Music is always playing in the background, whether I’m in a photo session or editing pictures on Lightroom. Lately I’ve been listening to a lot of acoustic folk. The vibe is contagious. You listen to The Tallest Man on Earth, Edward Sharpe and the Magnetic Zeroes, Of Monsters and Men, Sufjan Stevens, and suddenly you feel the urge to go on a road trip somewhere. If you can’t, you settle by following amazing photographers on Instagram that share this vintage folk vibe to their images. Check out pages like @livefolk and @folkmagazine, and photographers @lukegram & @alexstrohl. It’s a mix of landscape, adventure, lifestyle, traveling photography, wrapped up in a nice folk-y bow. I’m sure this style of photography is a fad, and there are recurring clichés, but I love it. For example, people in these photographs are usually small in comparison to the landscape, giving us a sense of scale of their surroundings. Usually, they’re not facing the camera, or their face isn’t visible. Probably makes it easier for us to imagine ourselves being where they are. And aesthetically, there’s usually a compressed dynamic range that lends a nostalgic film look to the photographs. So you scroll through these for a while, you get jealous of their photography, and then you look back at old pictures and search for images that show this sense of adventure and outdoor bliss.

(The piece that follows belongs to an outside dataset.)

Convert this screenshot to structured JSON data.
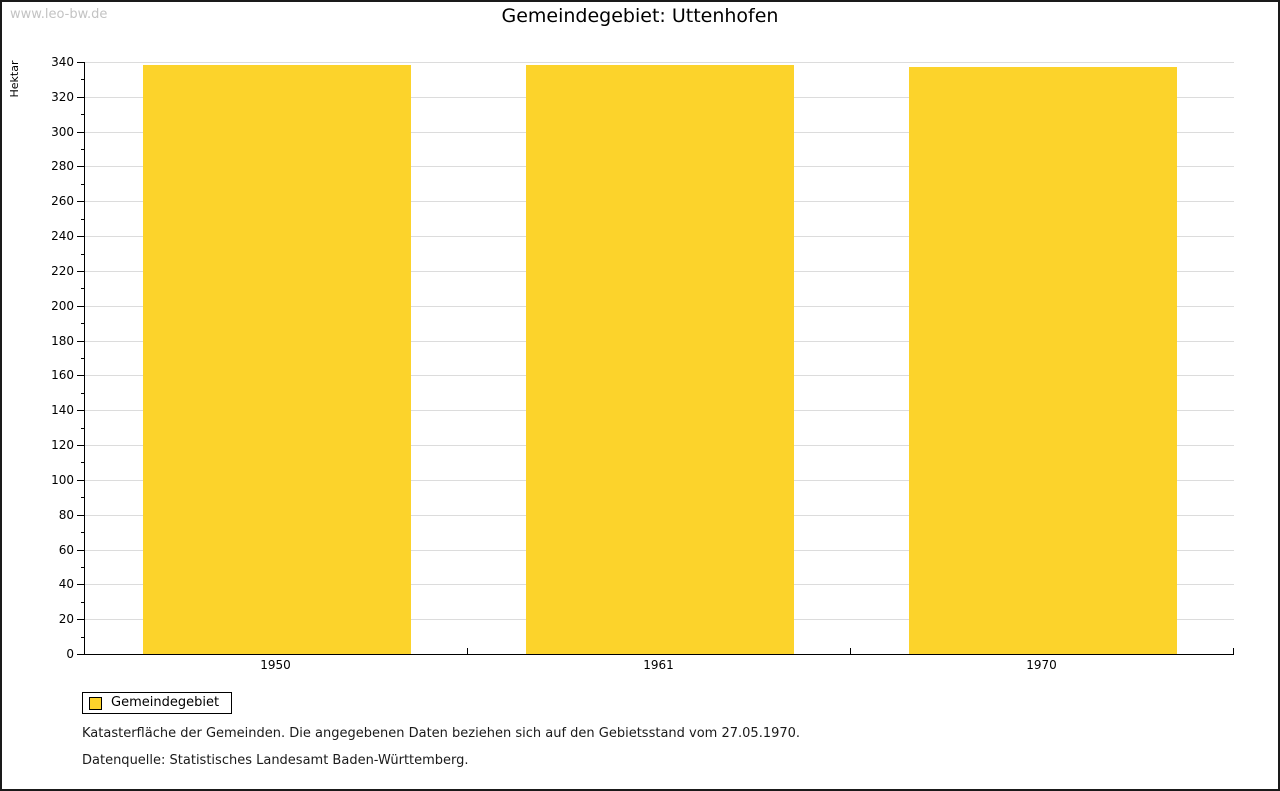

I found these old pictures taken at the cabin of my friend Rosie. It feels like such a long time ago. I had completely forgotten about this fun trip and I’m glad I was able to document it. BRING A CAMERA WHEREVER YOU GO PLEASE.
Claudia sometimes braids her hair.
If you’ve been following me on Facebook, you may have noticed that I’ve been going back in my photo archives and sharing some of my favourite moments. Browsing through thousands of memories, it’s easy to get lost. You feel nostalgic. Then you find random hilarious pictures you forget the context of like this one.
I’m sorry. I don’t have any explanation for it.